A blow to Russian economy
With no jobs available and borders reopened, migrant workers have begun returning home.
Russian industries in which many migrants worked, such as agriculture, construction, and the housing and utilities sector, are expected to suffer the most from the exodus, reported Eurasianet in July.
In April, Russian farmers complained to the Ministry of Agriculture of a shortage of seasonal labourers.
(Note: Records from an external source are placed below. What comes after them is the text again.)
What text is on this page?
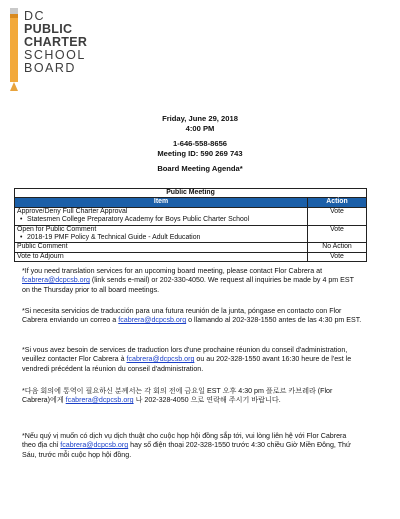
DC
PUBLIC
CHARTER
SCHOOL
BOARD
Friday, June 29, 2018
4:00 PM
1-646-558-8656
Meeting ID: 590 269 743
Board Meeting Agenda*
Public Meeting	
Item	Action

Approve/Deny Full Charter Approval
• Statesmen College Preparatory Academy for Boys Public Charter School	Vote

Open for Public Comment
• 2018-19 PMF Policy & Technical Guide - Adult Education	Vote
Public Comment	No Action
Vote to Adjourn	Vote
*If you need translation services for an upcoming board meeting, please contact Flor Cabrera at fcabrera@dcpcsb.org (link sends e-mail) or 202-330-4050. We request all inquiries be made by 4 pm EST on the Thursday prior to all board meetings.
*Si necesita servicios de traducción para una futura reunión de la junta, póngase en contacto con Flor Cabrera enviando un correo a fcabrera@dcpcsb.org o llamando al 202-328-1550 antes de las 4:30 pm EST.
*Si vous avez besoin de services de traduction lors d'une prochaine réunion du conseil d'administration, veuillez contacter Flor Cabrera à fcabrera@dcpcsb.org ou au 202-328-1550 avant 16:30 heure de l'est le vendredi précédent la réunion du conseil d'administration.
*다음 회의에 통역이 필요하신 분께서는 각 회의 전에 금요일 EST 오후 4:30 pm 플로르 카브레라 (Flor Cabrera)에게 fcabrera@dcpcsb.org 나 202-328-4050 으로 연락해 주시기 바랍니다.
*Nếu quý vị muốn có dịch vụ dịch thuật cho cuộc họp hội đồng sắp tới, vui lòng liên hệ với Flor Cabrera theo địa chỉ fcabrera@dcpcsb.org hay số điện thoại 202-328-1550 trước 4:30 chiều Giờ Miền Đông, Thứ Sáu, trước mỗi cuộc họp hội đồng.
They asked the government to develop special entry rules for foreign citizens to allow them to work in the farming industry.
Such rules have not yet materialised.
Meanwhile, according to a report by the Russian Ministry of Construction Industry, Housing and Utilities, a sizable share of workers in the construction industry and housing and utilities sector -- as much as 20% -- are migrants from Central Asia, particularly Uzbekistan and Tajikistan.
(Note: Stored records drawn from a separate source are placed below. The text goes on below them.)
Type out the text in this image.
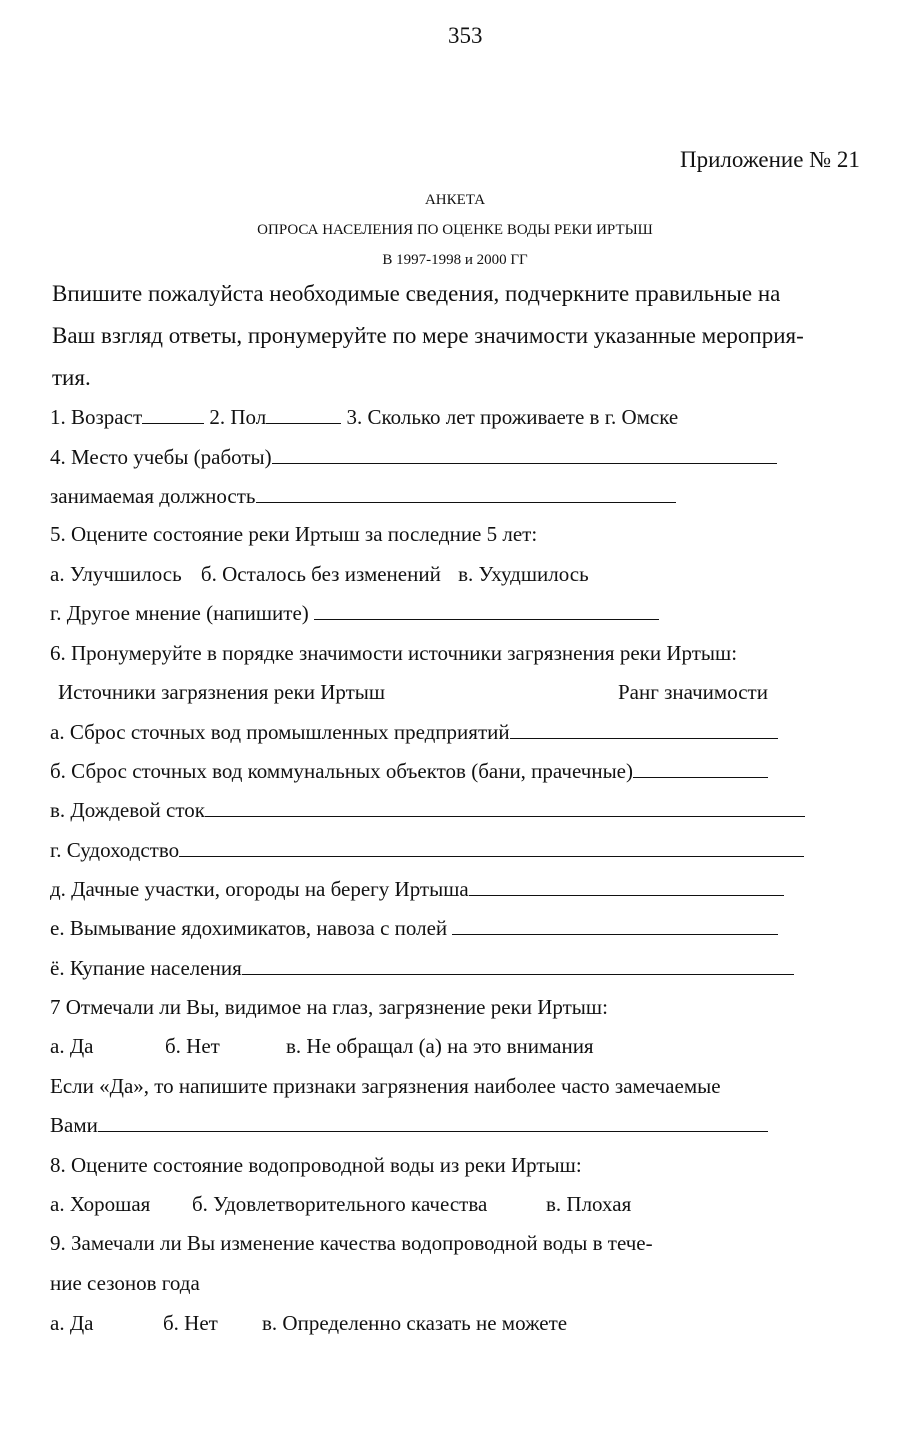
353
Приложение № 21
АНКЕТА
ОПРОСА НАСЕЛЕНИЯ ПО ОЦЕНКЕ ВОДЫ РЕКИ ИРТЫШ
В 1997-1998 и 2000 ГГ
Впишите пожалуйста необходимые сведения, подчеркните правильные на
Ваш взгляд ответы, пронумеруйте по мере значимости указанные мероприя-
тия.
1. Возраст	2. Пол	3. Сколько лет проживаете в г. Омске
4. Место учебы (работы)
занимаемая должность
5. Оцените состояние реки Иртыш за последние 5 лет:
а. Улучшилось б. Осталось без изменений в. Ухудшилось
г. Другое мнение (напишите)
6. Пронумеруйте в порядке значимости источники загрязнения реки Иртыш:
Источники загрязнения реки Иртыш	Ранг значимости
а. Сброс сточных вод промышленных предприятий
б. Сброс сточных вод коммунальных объектов (бани, прачечные)
в. Дождевой сток
г. Судоходство
д. Дачные участки, огороды на берегу Иртыша
е. Вымывание ядохимикатов, навоза с полей
ё. Купание населения
7 Отмечали ли Вы, видимое на глаз, загрязнение реки Иртыш:
а. Да	б. Нет	в. Не обращал (а) на это внимания
Если «Да», то напишите признаки загрязнения наиболее часто замечаемые
Вами
8. Оцените состояние водопроводной воды из реки Иртыш:
а. Хорошая б. Удовлетворительного качества	в. Плохая
9. Замечали ли Вы изменение качества водопроводной воды в тече-
ние сезонов года
а. Да	б. Нет в. Определенно сказать не можете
"It is difficult to replace them: the local population is not willing to work hard for low pay and no social guarantees," the report said.
"The shrinkage of this category of workers could trigger significant risks for the construction industry and the housing and utilities sector because the options for replacing them at any time within the country have been depleted," read a letter by the Ministry of Construction dated March 31.
Living and working conditions in Russia for migrants, which were already hard enough, worsened considerably this year, said Ulan Omorov, a native of Tokmok, Kyrgyzstan, now living in Moscow.
"There are no jobs, and there's vast unemployment, even among Russians," he said, adding that employment agencies were crowded with job seekers every day.
"A lot of people I know from Kyrgyzstan and Kazakhstan are disheartened by the ... situation and don't want to stay here anymore," Omorov said.
Even before the coronavirus began, migrant workers were increasingly moving to Kazakhstan because authorities there are providing increasing work opportunities, strengthening co-operation among the region's countries, and creating a "brotherly" environment.
Amid the pandemic, migrant workers have had to grapple with local airlines that sold tickets for cancelled flights to Central Asian countries and then refused to issue refunds.
Migrants also have been subject to persecution by the law enforcement agencies.
Temur Varki, a BBC correspondent living in Paris, wrote on Facebook about hundreds of defenseless and forsaken Tajik citizens who found themselves in Russian special detention centres "in abominable conditions, without any rights or hope".
In Moscow, authorities locked up migrants in dormitories to quarantine, said Valentina Chupik, director of Utro Mira (Sunrise of the World), a Moscow NGO.
"The police would cordon off an entire dormitory and prohibit people from going outside if there was the slightest suspicion that even one migrant was infected," she said.
Migrants who had lost their jobs had no way to earn money for food, while the dormitories' landlords were demanding rent, added Chupik.
As violations of Central Asians' rights became widespread in Russia, a "Migrant School" opened in May for information seekers to learn about how to interact with the police, fend off unlawful document inspections, avoid falling for scams, obtain salaries that employers have illegally refused to pay, and ask for help, Chupik noted.